What's the fastest way to make predictions on a directory of images?

xjdeng · January 5, 2019, 10:53pm

Suppose I trained an image classifier and I want to use it to make predictions:

path = /path/to/my/model
pred_dir = /path/to/directory/full/of/images/i/want/to/predict

First, load the model:

data = ImageDataBunch.from_folder(path, ds_tfms=get_transforms(), size=224).normalize(imagenet_stats)
learn = create_cnn(data, models.resnet34, metrics=accuracy)
learn.load("model1000v1")

The following works but is quite awkward since learn.predict only makes prediction on a single image at a time:

preds = []
for f in Path(pred_dir).iterdir():
    _,x,_ = learn.predict(open_image(f))
    preds.append(int(x))

I tried the following but I only got 64 predictions (I assume 64 is the default batch size):

pred_files = list(Path(pred_dir).iterdir())
imglist = ImageItemList(items=pred_files)

I also tried the following and got 4319 predictions despite there only being 79 images in my directory:

pred_files = list(Path(pred_dir).iterdir())
imglist = ImageItemList(items=pred_files)
len(pred_files) #answer: 79
preds = learn.get_preds(imglist)
preds[1].shape #answer: 4319

Any ideas?

sgugger · January 6, 2019, 9:39pm

You can’t pass a Dataset to get_preds, it should be a DatasetType.

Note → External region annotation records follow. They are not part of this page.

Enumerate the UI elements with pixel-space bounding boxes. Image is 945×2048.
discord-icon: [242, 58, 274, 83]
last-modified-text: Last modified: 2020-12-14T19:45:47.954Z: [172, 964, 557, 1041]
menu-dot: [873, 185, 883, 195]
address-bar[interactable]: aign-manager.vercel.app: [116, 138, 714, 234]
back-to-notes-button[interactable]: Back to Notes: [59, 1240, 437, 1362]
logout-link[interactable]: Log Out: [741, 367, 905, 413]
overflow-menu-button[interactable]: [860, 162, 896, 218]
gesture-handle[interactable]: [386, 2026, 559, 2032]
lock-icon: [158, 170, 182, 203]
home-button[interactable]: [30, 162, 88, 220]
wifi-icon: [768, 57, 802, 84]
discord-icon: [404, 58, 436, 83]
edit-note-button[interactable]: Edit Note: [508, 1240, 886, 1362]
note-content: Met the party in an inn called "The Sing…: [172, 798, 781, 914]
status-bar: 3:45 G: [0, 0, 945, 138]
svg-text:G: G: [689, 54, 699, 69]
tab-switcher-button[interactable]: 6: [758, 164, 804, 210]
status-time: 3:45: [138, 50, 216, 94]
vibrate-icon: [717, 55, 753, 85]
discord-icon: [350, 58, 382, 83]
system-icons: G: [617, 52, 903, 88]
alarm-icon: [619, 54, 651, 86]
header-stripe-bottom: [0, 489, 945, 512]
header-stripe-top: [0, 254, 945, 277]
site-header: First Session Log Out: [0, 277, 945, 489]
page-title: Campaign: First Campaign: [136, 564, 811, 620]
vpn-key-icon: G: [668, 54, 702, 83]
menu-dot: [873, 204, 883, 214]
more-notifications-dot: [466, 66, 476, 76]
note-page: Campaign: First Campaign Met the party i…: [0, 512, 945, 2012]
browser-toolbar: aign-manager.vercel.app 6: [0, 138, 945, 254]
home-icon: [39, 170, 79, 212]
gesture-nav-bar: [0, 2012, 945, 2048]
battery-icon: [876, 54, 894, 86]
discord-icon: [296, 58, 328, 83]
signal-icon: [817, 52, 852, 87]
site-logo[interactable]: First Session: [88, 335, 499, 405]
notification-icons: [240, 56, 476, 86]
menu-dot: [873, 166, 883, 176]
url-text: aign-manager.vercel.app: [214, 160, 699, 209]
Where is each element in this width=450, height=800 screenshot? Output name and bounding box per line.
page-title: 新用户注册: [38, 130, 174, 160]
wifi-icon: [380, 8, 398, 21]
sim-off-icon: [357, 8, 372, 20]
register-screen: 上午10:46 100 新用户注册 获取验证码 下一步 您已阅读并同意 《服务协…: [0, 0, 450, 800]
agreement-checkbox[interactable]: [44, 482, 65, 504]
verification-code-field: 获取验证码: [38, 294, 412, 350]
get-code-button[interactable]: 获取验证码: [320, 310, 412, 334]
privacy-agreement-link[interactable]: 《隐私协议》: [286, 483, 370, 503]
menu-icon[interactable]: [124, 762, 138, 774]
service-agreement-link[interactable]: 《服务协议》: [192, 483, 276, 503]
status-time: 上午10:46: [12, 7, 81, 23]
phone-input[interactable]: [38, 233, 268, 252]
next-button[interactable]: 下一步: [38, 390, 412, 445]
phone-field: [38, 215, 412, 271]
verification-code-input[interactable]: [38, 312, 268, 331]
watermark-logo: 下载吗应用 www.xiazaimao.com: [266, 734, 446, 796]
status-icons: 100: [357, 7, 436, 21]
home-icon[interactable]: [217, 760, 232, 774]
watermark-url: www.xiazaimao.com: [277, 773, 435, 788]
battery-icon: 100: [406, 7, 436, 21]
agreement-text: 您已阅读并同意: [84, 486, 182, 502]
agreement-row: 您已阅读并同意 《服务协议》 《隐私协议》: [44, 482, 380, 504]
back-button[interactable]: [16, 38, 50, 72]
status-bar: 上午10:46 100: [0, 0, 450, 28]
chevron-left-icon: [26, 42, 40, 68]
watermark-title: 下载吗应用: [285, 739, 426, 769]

If you have multiple predictions to make, you should just use the test set, as documented here.

zache · September 24, 2019, 1:38pm

When you set a test dataset as per the docs, are they given the same set of transforms (I’m mainly concerned that the image size is correct) and normalization?

If not, what is the best way to perform predictions on a large set of images while also resizing and normalizing?

sgugger · September 24, 2019, 3:23pm

They get the same transforms as the validation set, yes.

zache · September 24, 2019, 3:30pm

Great – thanks!